Louisiana lawmakers are doing what they can. Classifying abortion drugs as controlled substances was an important step. Our Attorney General has taken legal action to challenge the reckless expansion of mail-order abortion. But as long as the FDA allows abortion drugs to be dispensed without in-person safeguards, states like ours are fighting with one hand tied behind our backs.
This is not a theoretical debate for us. It is daily, boots-on-the-ground reality. It is young women sitting in our office with online-acquired drugs they do not understand. It is rural mothers with no transportation wondering if what they are experiencing is normal. It is incomplete abortions. It is coercion. It is trauma.

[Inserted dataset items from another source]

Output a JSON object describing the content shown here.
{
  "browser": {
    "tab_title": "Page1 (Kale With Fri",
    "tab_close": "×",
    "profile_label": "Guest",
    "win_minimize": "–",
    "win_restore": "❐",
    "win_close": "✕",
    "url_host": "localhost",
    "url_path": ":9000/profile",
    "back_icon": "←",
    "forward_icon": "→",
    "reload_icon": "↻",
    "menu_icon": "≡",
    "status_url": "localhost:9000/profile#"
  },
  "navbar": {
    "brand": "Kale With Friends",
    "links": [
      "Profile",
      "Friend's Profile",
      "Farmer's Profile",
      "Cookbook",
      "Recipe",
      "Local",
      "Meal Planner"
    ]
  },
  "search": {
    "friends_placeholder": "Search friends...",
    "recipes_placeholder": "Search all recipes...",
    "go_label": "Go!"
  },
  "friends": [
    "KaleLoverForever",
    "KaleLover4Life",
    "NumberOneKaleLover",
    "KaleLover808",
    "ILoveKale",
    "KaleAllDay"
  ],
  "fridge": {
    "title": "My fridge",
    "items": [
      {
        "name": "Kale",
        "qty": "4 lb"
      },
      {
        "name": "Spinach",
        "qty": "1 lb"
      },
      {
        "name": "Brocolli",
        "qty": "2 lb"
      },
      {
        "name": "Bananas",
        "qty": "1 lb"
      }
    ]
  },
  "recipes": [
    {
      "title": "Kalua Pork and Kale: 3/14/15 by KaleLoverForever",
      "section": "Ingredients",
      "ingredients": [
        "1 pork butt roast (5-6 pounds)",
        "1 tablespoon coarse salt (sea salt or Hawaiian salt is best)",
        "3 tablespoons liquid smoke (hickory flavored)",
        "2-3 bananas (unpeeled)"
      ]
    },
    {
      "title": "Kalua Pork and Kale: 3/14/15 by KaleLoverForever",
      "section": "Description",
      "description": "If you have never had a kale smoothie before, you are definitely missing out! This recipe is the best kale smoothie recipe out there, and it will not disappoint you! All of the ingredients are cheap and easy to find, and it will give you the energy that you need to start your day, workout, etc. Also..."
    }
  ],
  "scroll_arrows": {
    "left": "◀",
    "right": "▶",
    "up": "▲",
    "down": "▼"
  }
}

Post-Roe, our center has been flipped upside down. Before, we felt like a small ministry quietly serving our community. Now it feels like standing at the gates, confronting a Goliath that defies every safeguard our state has tried to put in place.
Louisiana has chosen life. Our laws reflect that choice. But until federal regulators restore commonsense safety standards and end the mass mailing of abortion drugs across state lines, our women and children remain vulnerable to policies dictated by states that do not share our values.
The women and children of Louisiana deserve better than this.
Lyndsey Sikes is a Louisiana-based pregnancy center leader who works on the front lines serving women facing unexpected pregnancies. She is a passionate advocate for life, strengthening families and mobilizing communities to support both mother and child.